Don Stefano Nastasi, parroco di San Gerlando a Lampedusa Dopo lo sforzo
fatto da militari e cittadini per salvare i profughi del barcone arenatosi sugli scogli
domenica scorsa, abbiamo appreso con dolore e amarezza che tre di loro erano morti.
Ci eravamo dati da fare durante la notte per aiutare i nostri fratelli. E' un gesto
che riassume bene l'atteggiamento degli operatori umanitari e dei cittadini della
nostra isola, gente che non ci pensa due volte a tuffarsi per aiutare i migranti in
pericolo. Oggi le istituzioni ci aiutano a soccorrere chi sbarca e ad accelerare
i transiti sulla terra ferma, ma manca una risposta concreta da parte del Governo
nei confronti di un popolo che rimane testimone unico di un cambiamento epocale nel
Mediterraneo. I miei parrocchiani sono sereni, ma non vedono arrivare dallo Stato
soluzioni chiare per ovviare ai problemi della nostra comunità. Si parla di progetti
a lunga scadenza, ma mancano interventi immediati quali potrebbero essere il blocco
dei mutui o aiuti per gestire la stagione estiva.
La nostra impressione da
qui è che questi nuovi sbarchi di fratelli provenienti dalla Libia sono una sorta
di 'scudo umano' provocato dal conflitto. Noi viviamo sulla nostra pelle il risultato
di una sorta di ipocrisia a livello europeo. Molti ci danno la loro solidarietà a
livello internazionale, ma poi in concreto si scarica tutto sul territorio dell'isola.

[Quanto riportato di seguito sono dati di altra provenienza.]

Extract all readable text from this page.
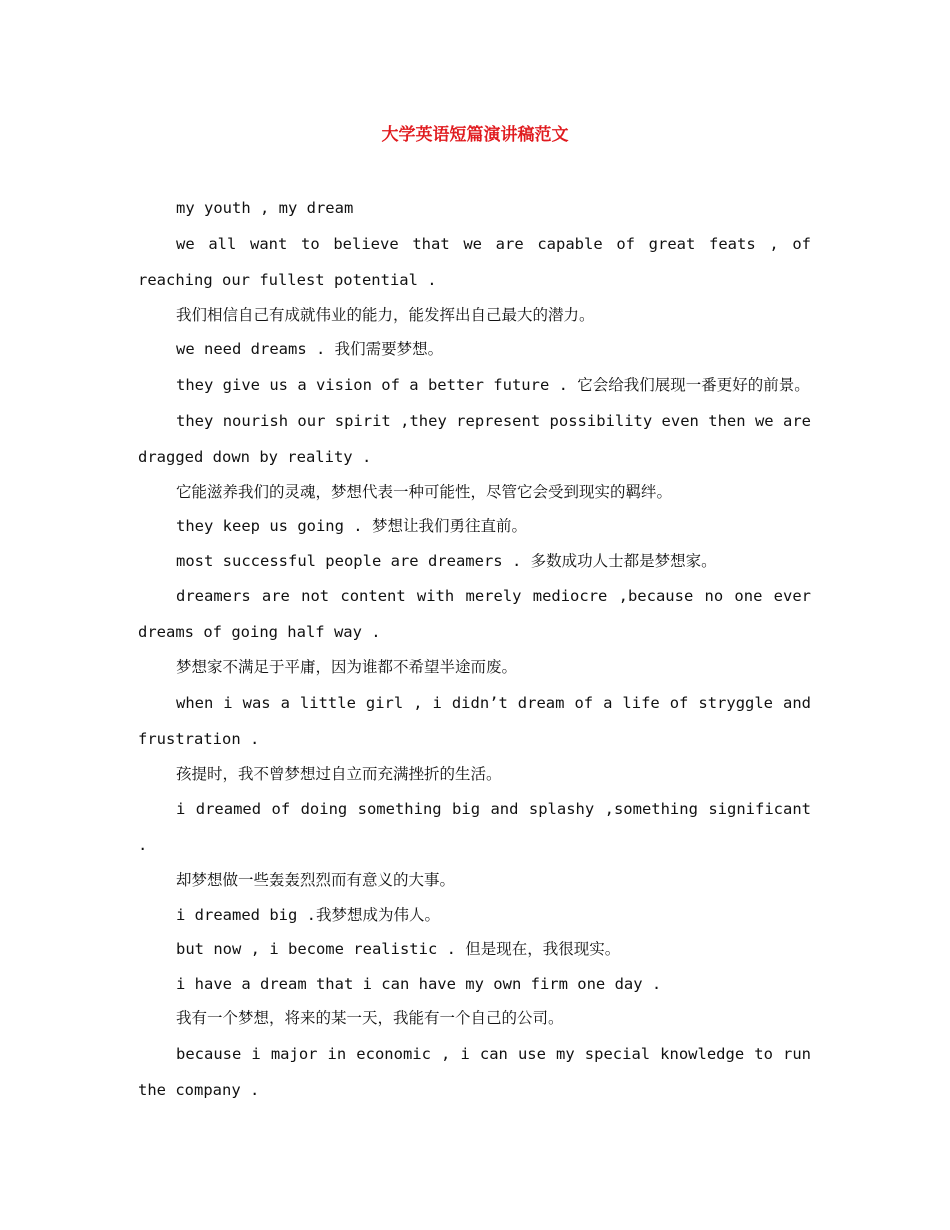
大学英语短篇演讲稿范文

my youth , my dream

we all want to believe that we are capable of great feats , of reaching our fullest potential .

我们相信自己有成就伟业的能力，能发挥出自己最大的潜力。

we need dreams . 我们需要梦想。

they give us a vision of a better future . 它会给我们展现一番更好的前景。

they nourish our spirit ,they represent possibility even then we are dragged down by reality .

它能滋养我们的灵魂，梦想代表一种可能性，尽管它会受到现实的羁绊。

they keep us going . 梦想让我们勇往直前。

most successful people are dreamers . 多数成功人士都是梦想家。

dreamers are not content with merely mediocre ,because no one ever dreams of going half way .

梦想家不满足于平庸，因为谁都不希望半途而废。

when i was a little girl , i didn’t dream of a life of stryggle and frustration .

孩提时，我不曾梦想过自立而充满挫折的生活。

i dreamed of doing something big and splashy ,something significant .

却梦想做一些轰轰烈烈而有意义的大事。

i dreamed big .我梦想成为伟人。

but now , i become realistic . 但是现在，我很现实。

i have a dream that i can have my own firm one day .

我有一个梦想，将来的某一天，我能有一个自己的公司。

because i major in economic , i can use my special knowledge to run the company .
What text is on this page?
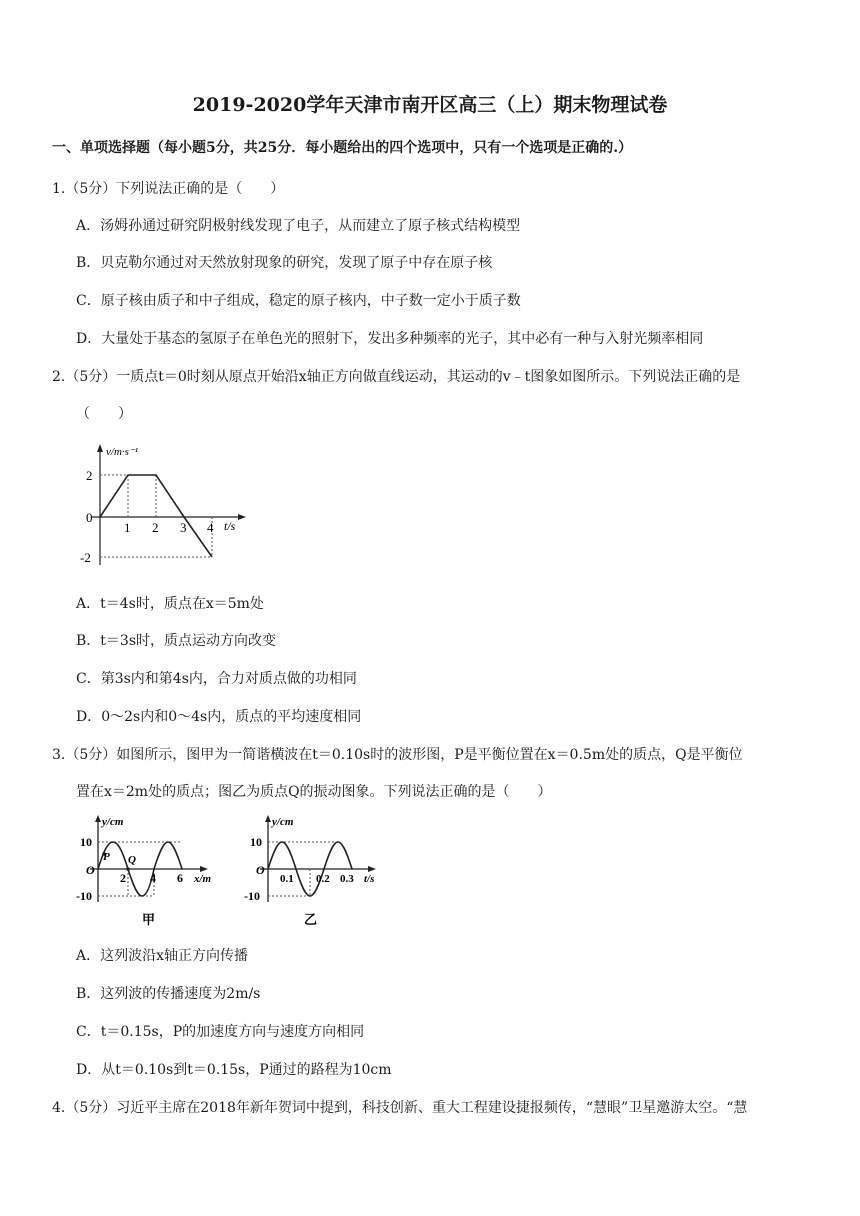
2019-2020学年天津市南开区高三（上）期末物理试卷
一、单项选择题（每小题5分，共25分．每小题给出的四个选项中，只有一个选项是正确的.）
1.（5分）下列说法正确的是（　　）
A．汤姆孙通过研究阴极射线发现了电子，从而建立了原子核式结构模型
B．贝克勒尔通过对天然放射现象的研究，发现了原子中存在原子核
C．原子核由质子和中子组成，稳定的原子核内，中子数一定小于质子数
D．大量处于基态的氢原子在单色光的照射下，发出多种频率的光子，其中必有一种与入射光频率相同
2.（5分）一质点t＝0时刻从原点开始沿x轴正方向做直线运动，其运动的v﹣t图象如图所示。下列说法正确的是
（　　）
v/m·s⁻¹
t/s
2
0
-2
1 2 3 4
A．t＝4s时，质点在x＝5m处
B．t＝3s时，质点运动方向改变
C．第3s内和第4s内，合力对质点做的功相同
D．0～2s内和0～4s内，质点的平均速度相同
3.（5分）如图所示，图甲为一简谐横波在t＝0.10s时的波形图，P是平衡位置在x＝0.5m处的质点，Q是平衡位
置在x＝2m处的质点；图乙为质点Q的振动图象。下列说法正确的是（　　）
y/cm
x/m
10
O
-10
2 4 6
P Q
甲
y/cm
t/s
10
O
-10
0.1 0.2 0.3
乙
A．这列波沿x轴正方向传播
B．这列波的传播速度为2m/s
C．t＝0.15s，P的加速度方向与速度方向相同
D．从t＝0.10s到t＝0.15s，P通过的路程为10cm
4.（5分）习近平主席在2018年新年贺词中提到，科技创新、重大工程建设捷报频传，“慧眼”卫星邀游太空。“慧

Come se si volesse sacrificare idealmente la nostra isola per salvare il resto del
continente. Forse sono impressioni esagerate le nostre, ma realmente nel quotidiano
è quello che sentiamo. Quella che altri chiamano 'emergenza' noi la sperimentiamo
ogni giorno, non da mesi, ma da 20 anni.
Non riusciamo a percepire quale politica
europea si sta mettendo in atto di fronte a tutto questo, ma anche a livello italiano
vediamo dei ritardi. Noi come Chiesa svolgiamo un'opera di supporto per le organizzazioni
umanitarie non governative che aiutano le forze dell'ordine sul territiorio. Vogliamo
essere una presenza silenziosa e discreta che sta accanto agli altri. Non siamo qui
per criticare, ma per lavorare insieme, come facciamo ormai da mesi. Noi lo facciamo
come piccola realtà presente qui a Lampedusa, ma il nostro esempio dovrebbe essere
da monito per la Chiesa tutta. Anche negli altri luoghi, dove vengono trasferiti i
migranti in partenza da qui, è giusto che la Chiesa si mobiliti e si faccia sentire
con una presenza che continui il servizio e l'accompagnamento di questi fratelli.